On the positive side, she felt lightness in her being she hadn't experienced for quite some time.
 
An inner confidence that, stripped of material responsibilities and goods, she could take the time to go and find herself again. She’d spent far too much time looking after everyone around her, and in the process had lost her inner spark and flame.
 
Her soul had gone walkabout.
 

Now the universe had issued its challenge and she was facing the demons come home to haunt her, squaring for the fight.
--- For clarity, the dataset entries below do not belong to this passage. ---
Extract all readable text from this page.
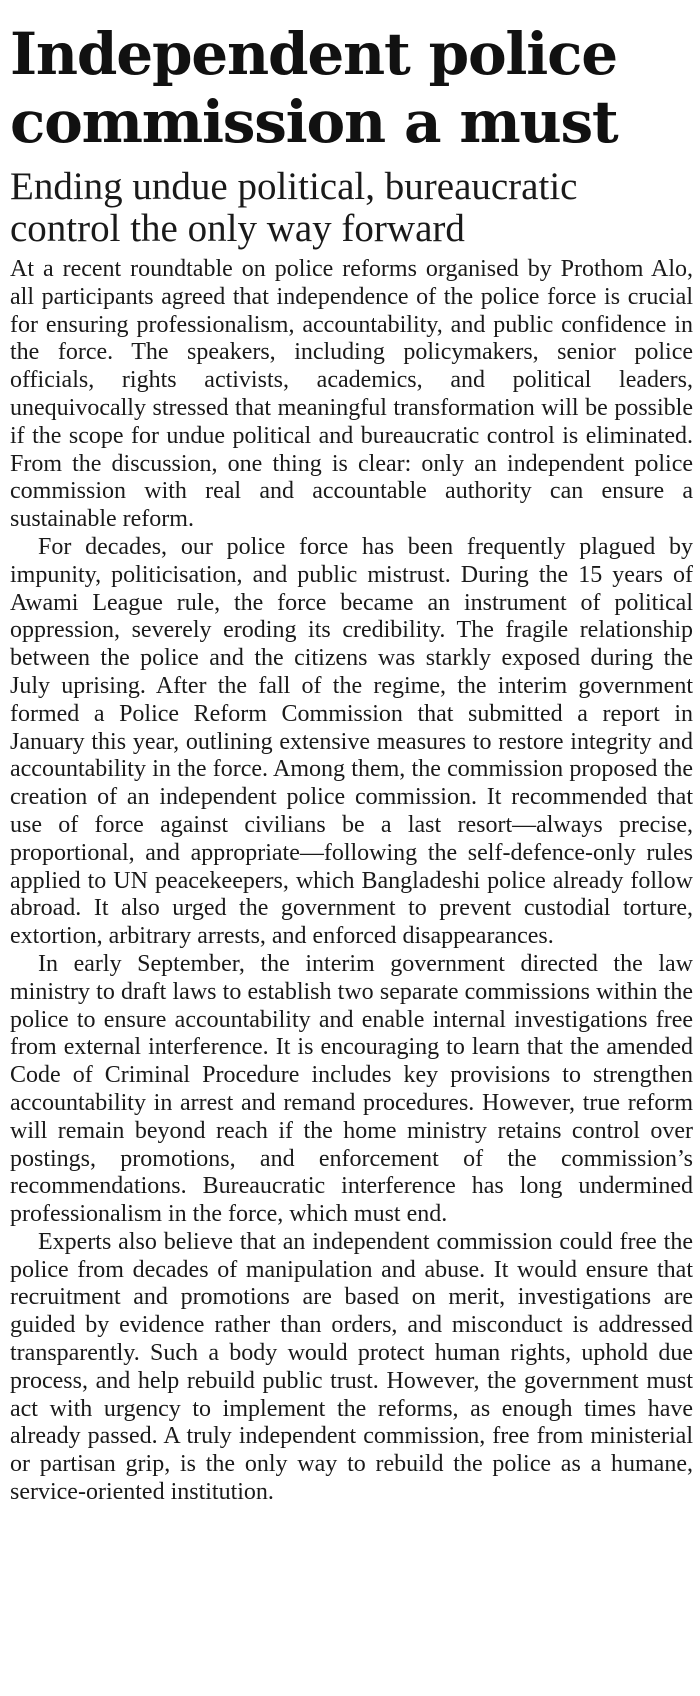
Independent police commission a must
Ending undue political, bureaucratic control the only way forward

At a recent roundtable on police reforms organised by Prothom Alo, all participants agreed that independence of the police force is crucial for ensuring professionalism, accountability, and public confidence in the force. The speakers, including policymakers, senior police officials, rights activists, academics, and political leaders, unequivocally stressed that meaningful transformation will be possible if the scope for undue political and bureaucratic control is eliminated. From the discussion, one thing is clear: only an independent police commission with real and accountable authority can ensure a sustainable reform.

For decades, our police force has been frequently plagued by impunity, politicisation, and public mistrust. During the 15 years of Awami League rule, the force became an instrument of political oppression, severely eroding its credibility. The fragile relationship between the police and the citizens was starkly exposed during the July uprising. After the fall of the regime, the interim government formed a Police Reform Commission that submitted a report in January this year, outlining extensive measures to restore integrity and accountability in the force. Among them, the commission proposed the creation of an independent police commission. It recommended that use of force against civilians be a last resort—always precise, proportional, and appropriate—following the self-defence-only rules applied to UN peacekeepers, which Bangladeshi police already follow abroad. It also urged the government to prevent custodial torture, extortion, arbitrary arrests, and enforced disappearances.

In early September, the interim government directed the law ministry to draft laws to establish two separate commissions within the police to ensure accountability and enable internal investigations free from external interference. It is encouraging to learn that the amended Code of Criminal Procedure includes key provisions to strengthen accountability in arrest and remand procedures. However, true reform will remain beyond reach if the home ministry retains control over postings, promotions, and enforcement of the commission’s recommendations. Bureaucratic interference has long undermined professionalism in the force, which must end.

Experts also believe that an independent commission could free the police from decades of manipulation and abuse. It would ensure that recruitment and promotions are based on merit, investigations are guided by evidence rather than orders, and misconduct is addressed transparently. Such a body would protect human rights, uphold due process, and help rebuild public trust. However, the government must act with urgency to implement the reforms, as enough times have already passed. A truly independent commission, free from ministerial or partisan grip, is the only way to rebuild the police as a humane, service-oriented institution.
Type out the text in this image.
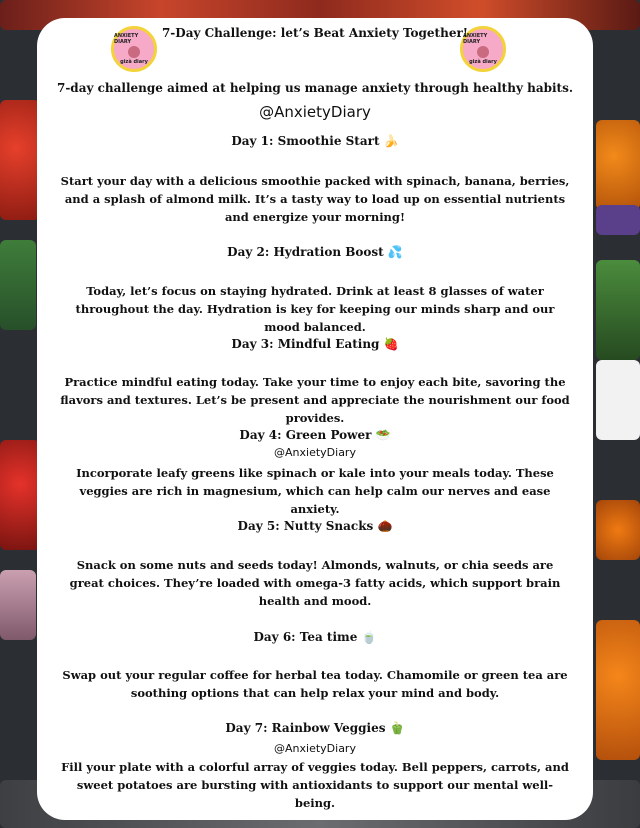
ANXIETY DIARY
gizà diary
ANXIETY DIARY
gizà diary
7-Day Challenge: let’s Beat Anxiety Together!
7-day challenge aimed at helping us manage anxiety through healthy habits.
@AnxietyDiary
Day 1: Smoothie Start 🍌
Start your day with a delicious smoothie packed with spinach, banana, berries, and a splash of almond milk. It’s a tasty way to load up on essential nutrients and energize your morning!
Day 2: Hydration Boost 💦
Today, let’s focus on staying hydrated. Drink at least 8 glasses of water throughout the day. Hydration is key for keeping our minds sharp and our mood balanced.
Day 3: Mindful Eating 🍓
Practice mindful eating today. Take your time to enjoy each bite, savoring the flavors and textures. Let’s be present and appreciate the nourishment our food provides.
Day 4: Green Power 🥗
@AnxietyDiary
Incorporate leafy greens like spinach or kale into your meals today. These veggies are rich in magnesium, which can help calm our nerves and ease anxiety.
Day 5: Nutty Snacks 🌰
Snack on some nuts and seeds today! Almonds, walnuts, or chia seeds are great choices. They’re loaded with omega-3 fatty acids, which support brain health and mood.
Day 6: Tea time 🍵
Swap out your regular coffee for herbal tea today. Chamomile or green tea are soothing options that can help relax your mind and body.
Day 7: Rainbow Veggies 🫑
@AnxietyDiary
Fill your plate with a colorful array of veggies today. Bell peppers, carrots, and sweet potatoes are bursting with antioxidants to support our mental well-being.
Opening the door, her eyes fell upon a young, virile, powerfully built Maori boy.
 
Obviously a great physique was the upside to humping furniture all day for a living.
 
His deep brown eyes shone, evoking a spirit of youth and hope - of a soul that hadn't yet been bruised and jaded by life.

"Hi.
 
We've come for your stuff."
 
Direct and to the point, she liked that.
 

She liked even more when something inside of her stretched, as if her soul were warming itself, basking in the heat of adolescence and optimism, and the marvel of living.

Wonder Boy strolled past her - a lolling gait, almost like a puppy who hadn't quite grown into its legs yet.
 
He loaded a couple of boxes on his trolley and flashed her a smile. "Shouldn't be too long," he said as he headed for the front door.

"Not a worry.
 
I'm on my way now.
 
Just close the door behind you when you've got everything."

Wonder Boy looked perplexed.
 
"Youse not going to stay?
 
Check up on us?
 
Make sure none'a the boys take off with anything?"

Tamsen smiled. She'd lost so much; a few trinkets in boxes didn't seem to matter much anymore. "I'm sure you can be trusted."